Enki Bilal fait partie de ces rares auteurs qui ont réussi à dépasser les limites de la BD pour gagner la reconnaissance du grand public. C’est la conséquence de ses grands succès, avec Pierre Christin d'abord (Les Phalanges de l'ordre noir, Partie de chasse, La Croisière des oubliés, La ville qui n'existait pas), tout seul ensuite avec La trilogie Nikopol ou Le Sommeil du Monstre. De cette dernière série, l'auteur franco-serbe dit être sorti totalement épuisé. Il lui aura fallu 12 ans pour en venir à bout et Animal'z se veut presque comme une renaissance avec un trait plus épuré et des thématiques moins lourdes (quoique). En dehors de la bande dessinée, Enki Bilal a également goûté au cinéma avec trois films : Bunker Palace Hôtel, Tykho Moon et Immortel Ad Vitam.

Le monde et le Chaos

La Terre a fini par se révolter et un dérèglement climatique brutal a mis fin à la société humaine.
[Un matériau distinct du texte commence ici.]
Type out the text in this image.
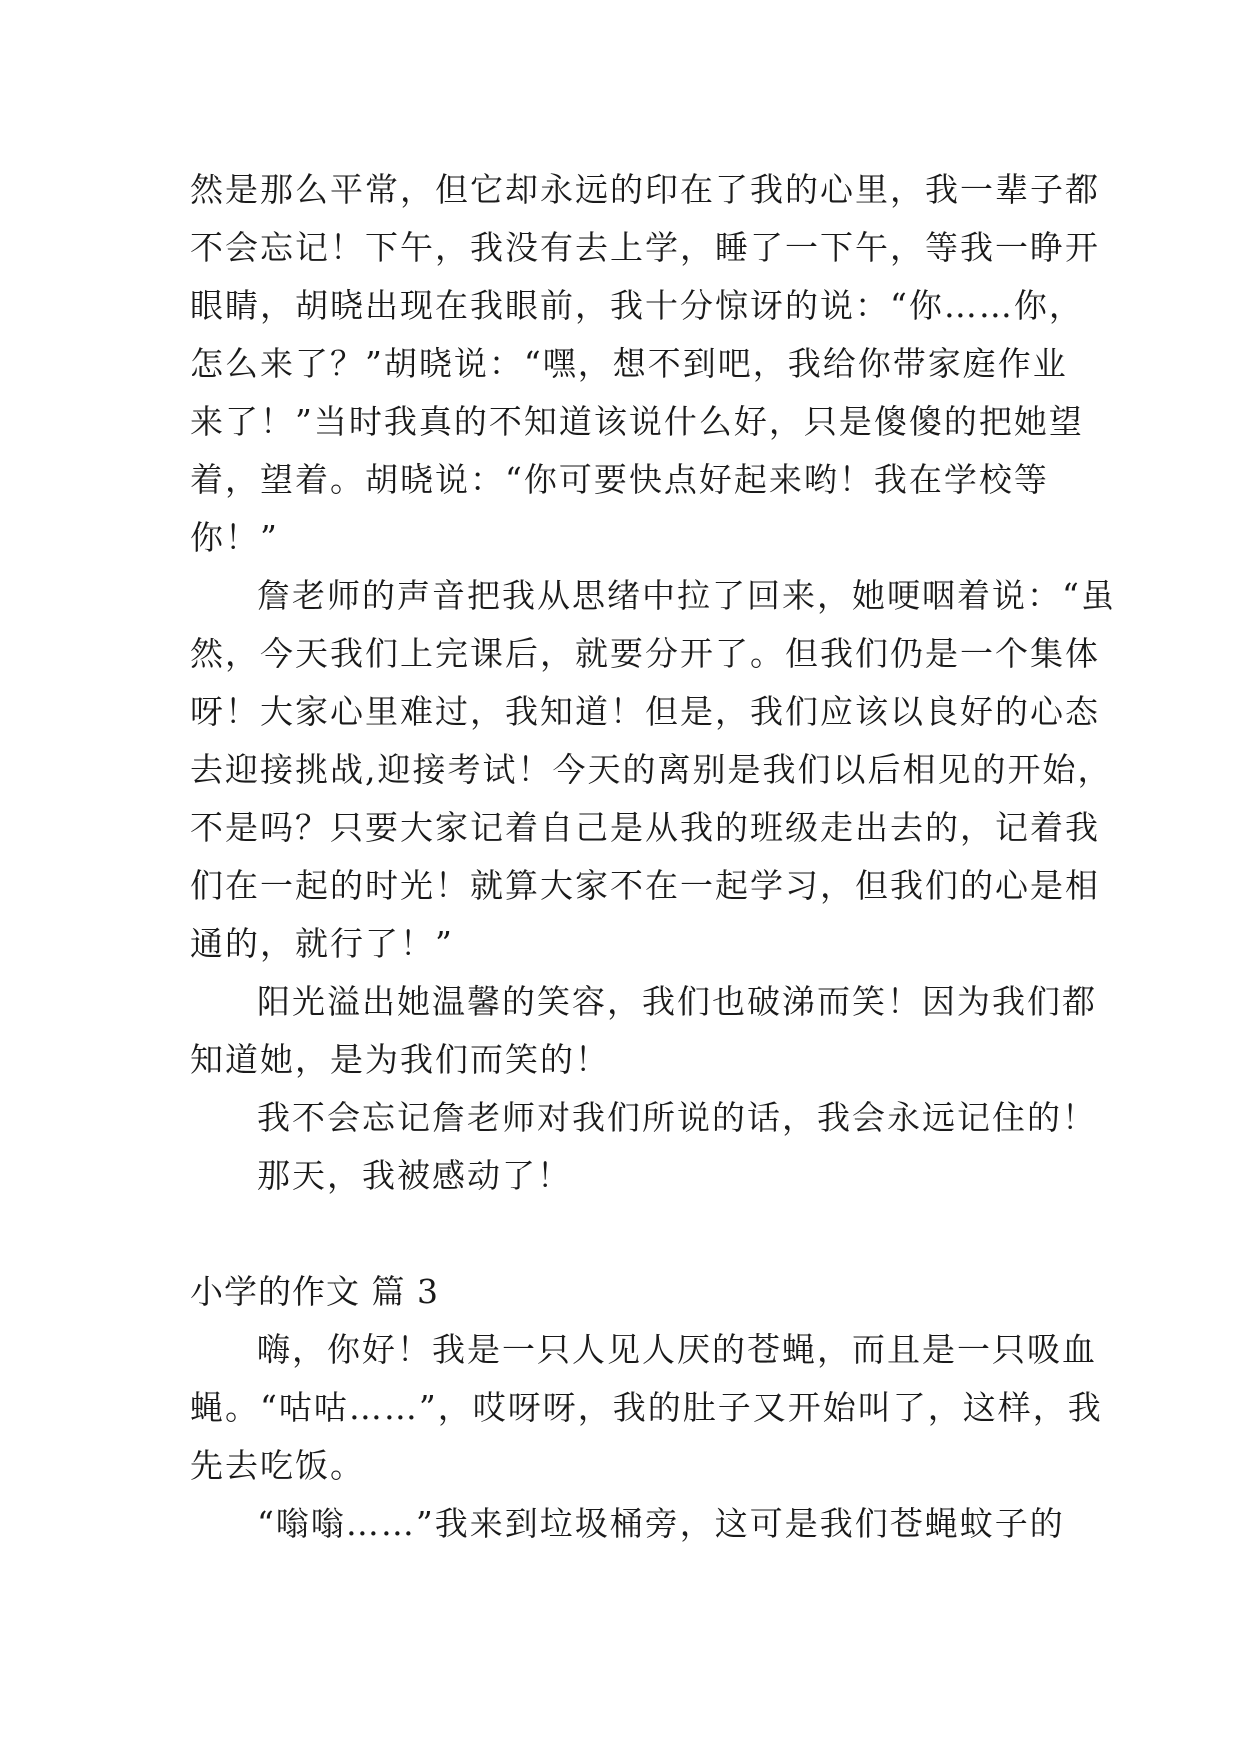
然是那么平常，但它却永远的印在了我的心里，我一辈子都
不会忘记！下午，我没有去上学，睡了一下午，等我一睁开
眼睛，胡晓出现在我眼前，我十分惊讶的说：“你……你，
怎么来了？”胡晓说：“嘿，想不到吧，我给你带家庭作业
来了！”当时我真的不知道该说什么好，只是傻傻的把她望
着，望着。胡晓说：“你可要快点好起来哟！我在学校等
你！”
詹老师的声音把我从思绪中拉了回来，她哽咽着说：“虽
然，今天我们上完课后，就要分开了。但我们仍是一个集体
呀！大家心里难过，我知道！但是，我们应该以良好的心态
去迎接挑战,迎接考试！今天的离别是我们以后相见的开始，
不是吗？只要大家记着自己是从我的班级走出去的，记着我
们在一起的时光！就算大家不在一起学习，但我们的心是相
通的，就行了！”
阳光溢出她温馨的笑容，我们也破涕而笑！因为我们都
知道她，是为我们而笑的！
我不会忘记詹老师对我们所说的话，我会永远记住的！
那天，我被感动了！
小学的作文 篇 3
嗨，你好！我是一只人见人厌的苍蝇，而且是一只吸血
蝇。“咕咕……”，哎呀呀，我的肚子又开始叫了，这样，我
先去吃饭。
“嗡嗡……”我来到垃圾桶旁，这可是我们苍蝇蚊子的
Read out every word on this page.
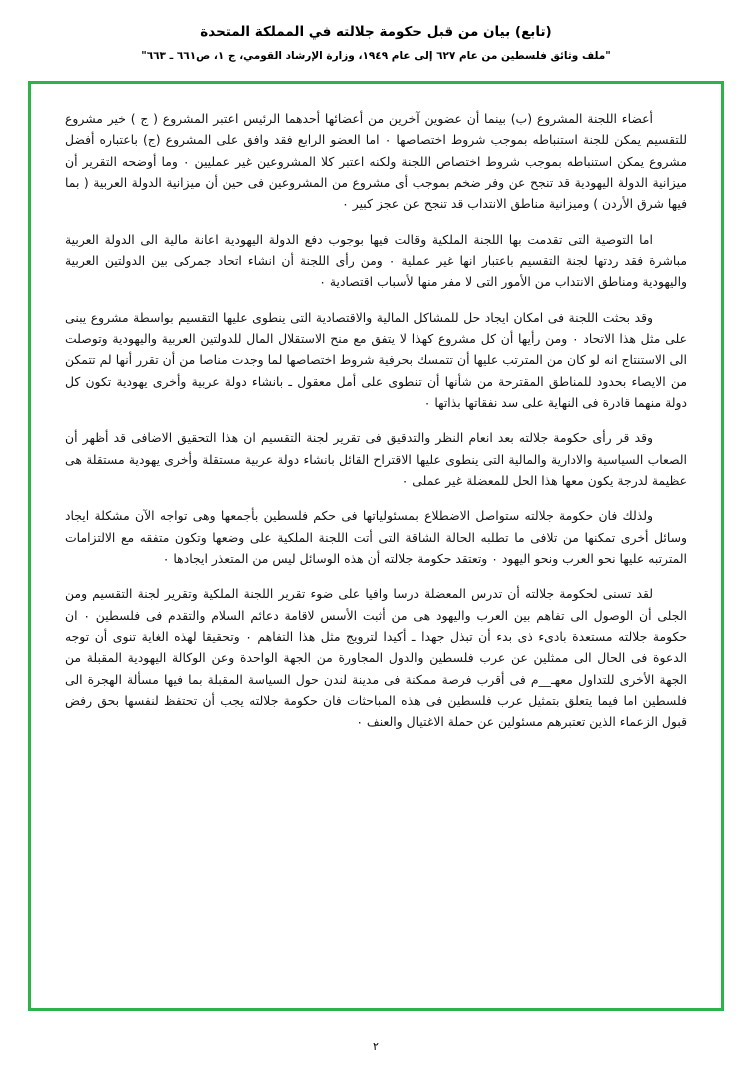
(تابع) بيان من قبل حكومة جلالته في المملكة المتحدة
"ملف وثائق فلسطين من عام ٦٢٧ إلى عام ١٩٤٩، وزارة الإرشاد القومي، ج ١، ص٦٦١ ـ ٦٦٣"

أعضاء اللجنة المشروع (ب) بينما أن عضوين آخرين من أعضائها أحدهما الرئيس اعتبر المشروع ( ج ) خير مشروع للتقسيم يمكن للجنة استنباطه بموجب شروط اختصاصها ٠ اما العضو الرابع فقد وافق على المشروع (ج) باعتباره أفضل مشروع يمكن استنباطه بموجب شروط اختصاص اللجنة ولكنه اعتبر كلا المشروعين غير عمليين ٠ وما أوضحه التقرير أن ميزانية الدولة اليهودية قد تنجح عن وفر ضخم بموجب أى مشروع من المشروعين فى حين أن ميزانية الدولة العربية ( بما فيها شرق الأردن ) وميزانية مناطق الانتداب قد تنجح عن عجز كبير ٠

اما التوصية التى تقدمت بها اللجنة الملكية وقالت فيها بوجوب دفع الدولة اليهودية اعانة مالية الى الدولة العربية مباشرة فقد ردتها لجنة التقسيم باعتبار انها غير عملية ٠ ومن رأى اللجنة أن انشاء اتحاد جمركى بين الدولتين العربية واليهودية ومناطق الانتداب من الأمور التى لا مفر منها لأسباب اقتصادية ٠

وقد بحثت اللجنة فى امكان ايجاد حل للمشاكل المالية والاقتصادية التى ينطوى عليها التقسيم بواسطة مشروع يبنى على مثل هذا الاتحاد ٠ ومن رأيها أن كل مشروع كهذا لا يتفق مع منح الاستقلال المال للدولتين العربية واليهودية وتوصلت الى الاستنتاج انه لو كان من المترتب عليها أن تتمسك بحرفية شروط اختصاصها لما وجدت مناصا من أن تقرر أنها لم تتمكن من الايصاء بحدود للمناطق المقترحة من شأنها أن تنطوى على أمل معقول ـ بانشاء دولة عربية وأخرى يهودية تكون كل دولة منهما قادرة فى النهاية على سد نفقاتها بذاتها ٠

وقد قر رأى حكومة جلالته بعد انعام النظر والتدقيق فى تقرير لجنة التقسيم ان هذا التحقيق الاضافى قد أظهر أن الصعاب السياسية والادارية والمالية التى ينطوى عليها الاقتراح القائل بانشاء دولة عربية مستقلة وأخرى يهودية مستقلة هى عظيمة لدرجة يكون معها هذا الحل للمعضلة غير عملى ٠

ولذلك فان حكومة جلالته ستواصل الاضطلاع بمسئولياتها فى حكم فلسطين بأجمعها وهى تواجه الآن مشكلة ايجاد وسائل أخرى تمكنها من تلافى ما تطلبه الحالة الشاقة التى أتت اللجنة الملكية على وضعها وتكون متفقه مع الالتزامات المترتبه عليها نحو العرب ونحو اليهود ٠ وتعتقد حكومة جلالته أن هذه الوسائل ليس من المتعذر ايجادها ٠

لقد تسنى لحكومة جلالته أن تدرس المعضلة درسا وافيا على ضوء تقرير اللجنة الملكية وتقرير لجنة التقسيم ومن الجلى أن الوصول الى تفاهم بين العرب واليهود هى من أثبت الأسس لاقامة دعائم السلام والتقدم فى فلسطين ٠ ان حكومة جلالته مستعدة بادىء ذى بدء أن تبذل جهدا ـ أكيدا لترويج مثل هذا التفاهم ٠ وتحقيقا لهذه الغاية تنوى أن توجه الدعوة فى الحال الى ممثلين عن عرب فلسطين والدول المجاورة من الجهة الواحدة وعن الوكالة اليهودية المقبلة من الجهة الأخرى للتداول معهـ__م فى أقرب فرصة ممكنة فى مدينة لندن حول السياسة المقبلة بما فيها مسألة الهجرة الى فلسطين اما فيما يتعلق بتمثيل عرب فلسطين فى هذه المباحثات فان حكومة جلالته يجب أن تحتفظ لنفسها بحق رفض قبول الزعماء الذين تعتبرهم مسئولين عن حملة الاغتيال والعنف ٠

٢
Chacun est désormais livré à lui-même dans un monde où les règles de la civilisation n'ont plus lieu d'être. Certains ont choisi la mer pour fuir. C'est le cas des héros de cet Animal'z qui, chacun sur leur bateau, se dirigent tous vers le détroit D17 qui doit leur permettre d'atteindre un lieu où, dit-on, les hommes seraient en train de se réorganiser. Mais comme sur la terre, la survie est une affaire de compétition. À moins que le salut ne vienne des hybridations entre les hommes et les animaux.

Oui, mais...

Si le résumé de cet album vous a semblé confus, c'est qu'il l'est autant que le monde de Bilal est désorganisé. Plutôt que de s'appesantir sur les raisons de ce chaos ou sur le passé de ses personnages, il nous plonge tout de suite dans l'action au milieu d'une mer où les personnages ne cessent de se croiser les uns les autres. On les sent tiraillés entre les impératifs égoïstes de chacun et une envie de s'entraider pour parvenir jusqu'à ce fameux détroit où luit faiblement l'espoir d'une vie nouvelle. Le contexte peut sembler sombre mais rien n'est jamais simple avec Bilal. Si le fil conducteur est mince, il lui permet de parler de ses angoisses comme la pollution et l'avenir de l'humanité. Tout autant qu'il dénonçait la violence dans Le Sommeil du Monstre, il met ici en avant les risques d'un dérèglement climatique et ceux d'une avancée technologique qui permet aux hommes de se transformer en animaux. Pour autant, si ces hybridations humains/animaux ont conduit à des expériences désastreuses (avec un des personnages qui n'a absolument aucun sens moral), Bilal y voit également une forme d'espoir, une des héroïnes renaissant après avoir été transformée en dauphin après sa mort... Ce discours sur les hybridations humains/animaux est le parfait exemple de cet album qui oscille en permanence entre le cynisme et la violence et les moments d’entraides entre les personnages, comme si Bilal lui-même ne savait que penser de cet apocalypse qu’il nous propose, source d’espoir ou de malheur.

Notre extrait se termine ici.